Reliability & Resilience

The circuit breaker pattern prevents cascading failures in distributed systems by wrapping calls to remote services in a state machine that trips open when failures exceed a threshold, immediately rejecting requests instead of waiting for timeouts. It enables fast failure, protects downstream services from overload during recovery, and automatically probes for recovery.

The bulkhead pattern isolates system components into independent compartments so that a failure in one component does not exhaust shared resources and bring down the entire system. Named after ship bulkheads that contain flooding, this pattern uses thread pool isolation, semaphore limits, separate processes, and connection pool partitioning to prevent cascading failures.

Every network call must have a timeout to prevent indefinite resource holding. Deadline propagation passes the remaining time budget through the entire call chain, ensuring downstream services do not start work they cannot finish. Together, timeouts and deadlines are the most fundamental reliability mechanism in distributed systems.

Retrying transient failures with exponential backoff avoids overwhelming a recovering service by increasing wait times between attempts. Adding jitter randomizes retry timing to prevent thundering herd problems where all clients retry simultaneously. Combined with idempotency and retry budgets, this pattern is fundamental to reliable distributed communication.

Graceful degradation is the practice of serving reduced-quality but functional responses when a dependency fails, rather than returning errors. By falling back to cached data, disabling non-critical features, or returning partial results, systems maintain core functionality during partial outages and provide a significantly better user experience than hard failures.

Load shedding intentionally rejects excess requests when a system is at or near capacity, ensuring that the requests it does process are served well.

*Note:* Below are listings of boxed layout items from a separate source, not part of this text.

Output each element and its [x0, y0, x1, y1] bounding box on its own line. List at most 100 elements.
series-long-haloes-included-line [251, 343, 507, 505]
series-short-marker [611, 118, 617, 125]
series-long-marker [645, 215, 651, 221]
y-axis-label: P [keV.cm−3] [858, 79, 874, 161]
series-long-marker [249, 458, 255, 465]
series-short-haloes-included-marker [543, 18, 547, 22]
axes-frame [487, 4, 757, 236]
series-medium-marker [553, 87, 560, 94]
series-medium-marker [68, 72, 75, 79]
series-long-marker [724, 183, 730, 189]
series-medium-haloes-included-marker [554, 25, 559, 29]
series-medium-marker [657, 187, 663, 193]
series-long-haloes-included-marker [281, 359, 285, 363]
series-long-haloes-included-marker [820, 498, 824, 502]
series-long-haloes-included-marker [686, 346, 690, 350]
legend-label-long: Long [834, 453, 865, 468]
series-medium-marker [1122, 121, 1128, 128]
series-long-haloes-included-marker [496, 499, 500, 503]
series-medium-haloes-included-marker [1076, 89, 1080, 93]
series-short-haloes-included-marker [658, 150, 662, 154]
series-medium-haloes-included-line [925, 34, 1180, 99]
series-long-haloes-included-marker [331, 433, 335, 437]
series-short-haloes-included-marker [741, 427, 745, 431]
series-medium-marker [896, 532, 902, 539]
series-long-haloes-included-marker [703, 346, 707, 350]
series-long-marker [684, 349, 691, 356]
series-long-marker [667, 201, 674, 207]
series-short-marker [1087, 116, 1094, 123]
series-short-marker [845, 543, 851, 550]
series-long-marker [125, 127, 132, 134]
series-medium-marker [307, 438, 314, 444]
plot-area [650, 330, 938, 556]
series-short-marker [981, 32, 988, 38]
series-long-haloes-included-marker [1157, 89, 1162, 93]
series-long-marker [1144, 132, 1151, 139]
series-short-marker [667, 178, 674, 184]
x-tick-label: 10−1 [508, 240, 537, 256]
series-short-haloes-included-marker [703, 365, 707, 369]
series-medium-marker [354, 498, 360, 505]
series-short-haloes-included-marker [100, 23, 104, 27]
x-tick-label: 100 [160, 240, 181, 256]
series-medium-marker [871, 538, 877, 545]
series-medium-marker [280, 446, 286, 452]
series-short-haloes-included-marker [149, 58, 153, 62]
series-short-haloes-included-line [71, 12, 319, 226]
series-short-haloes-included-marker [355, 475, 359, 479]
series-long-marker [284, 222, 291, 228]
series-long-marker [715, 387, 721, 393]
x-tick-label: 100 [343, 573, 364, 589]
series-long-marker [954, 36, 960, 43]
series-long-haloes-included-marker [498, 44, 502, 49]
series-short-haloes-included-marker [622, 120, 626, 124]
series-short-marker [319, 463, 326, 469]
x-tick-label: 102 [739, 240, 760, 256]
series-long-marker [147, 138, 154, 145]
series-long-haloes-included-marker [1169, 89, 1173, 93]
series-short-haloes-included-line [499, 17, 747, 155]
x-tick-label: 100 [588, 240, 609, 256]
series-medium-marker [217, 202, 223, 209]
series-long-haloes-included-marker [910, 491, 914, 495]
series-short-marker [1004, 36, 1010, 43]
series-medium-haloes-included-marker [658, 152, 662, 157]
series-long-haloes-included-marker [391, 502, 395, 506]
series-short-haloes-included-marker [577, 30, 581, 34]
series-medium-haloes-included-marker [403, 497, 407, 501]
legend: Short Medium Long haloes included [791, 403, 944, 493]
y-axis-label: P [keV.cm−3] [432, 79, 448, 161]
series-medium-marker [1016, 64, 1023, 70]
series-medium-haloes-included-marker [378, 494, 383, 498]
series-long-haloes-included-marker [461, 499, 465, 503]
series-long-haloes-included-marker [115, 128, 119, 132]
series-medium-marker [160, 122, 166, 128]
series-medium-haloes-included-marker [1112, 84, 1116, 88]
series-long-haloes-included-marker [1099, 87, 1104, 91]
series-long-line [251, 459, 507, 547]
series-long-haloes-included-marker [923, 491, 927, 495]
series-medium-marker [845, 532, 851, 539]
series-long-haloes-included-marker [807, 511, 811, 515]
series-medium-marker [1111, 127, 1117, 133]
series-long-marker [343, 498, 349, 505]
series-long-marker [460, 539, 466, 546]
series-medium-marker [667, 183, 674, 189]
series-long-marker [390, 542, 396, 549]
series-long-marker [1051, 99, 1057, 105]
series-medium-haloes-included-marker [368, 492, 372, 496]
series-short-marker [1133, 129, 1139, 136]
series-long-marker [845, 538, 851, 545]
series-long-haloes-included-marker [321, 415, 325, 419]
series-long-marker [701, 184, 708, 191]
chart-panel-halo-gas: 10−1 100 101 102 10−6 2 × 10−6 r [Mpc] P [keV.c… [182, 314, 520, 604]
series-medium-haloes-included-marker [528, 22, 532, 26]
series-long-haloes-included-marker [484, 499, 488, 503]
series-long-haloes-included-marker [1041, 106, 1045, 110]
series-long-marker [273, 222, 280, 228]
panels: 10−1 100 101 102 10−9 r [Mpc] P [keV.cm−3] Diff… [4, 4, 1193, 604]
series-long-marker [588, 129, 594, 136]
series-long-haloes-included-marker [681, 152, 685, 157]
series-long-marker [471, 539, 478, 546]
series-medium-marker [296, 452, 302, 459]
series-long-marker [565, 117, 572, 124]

By proactively dropping traffic before the system becomes overloaded, load shedding prevents the degraded performance that affects all requests during overload.

Rate limiting controls the number of requests a client can make within a time window, protecting services from abuse, ensuring fair resource usage, and preventing resource exhaustion. Algorithms range from simple fixed window counters to sophisticated token bucket and sliding window approaches, each with distinct trade-offs for burst handling, memory usage, and accuracy.

Chaos engineering is the discipline of deliberately injecting failures into production systems to discover weaknesses before they cause real outages. By running controlled experiments -- killing instances, injecting latency, partitioning networks -- teams build confidence that their systems can withstand turbulent conditions.

Disaster recovery encompasses the strategies, processes, and infrastructure for recovering from catastrophic failures such as regional outages, data corruption, or ransomware attacks. DR planning centers on two key metrics: RPO (how much data loss is acceptable) and RTO (how much downtime is acceptable), which determine the cost and complexity of the DR strategy.

Multi-region deployment runs application infrastructure across multiple geographic regions to improve availability, reduce latency for global users, and meet data sovereignty compliance requirements. Strategies range from simple active-passive failover to complex active-active architectures, each with distinct trade-offs for data consistency, operational complexity, and cost.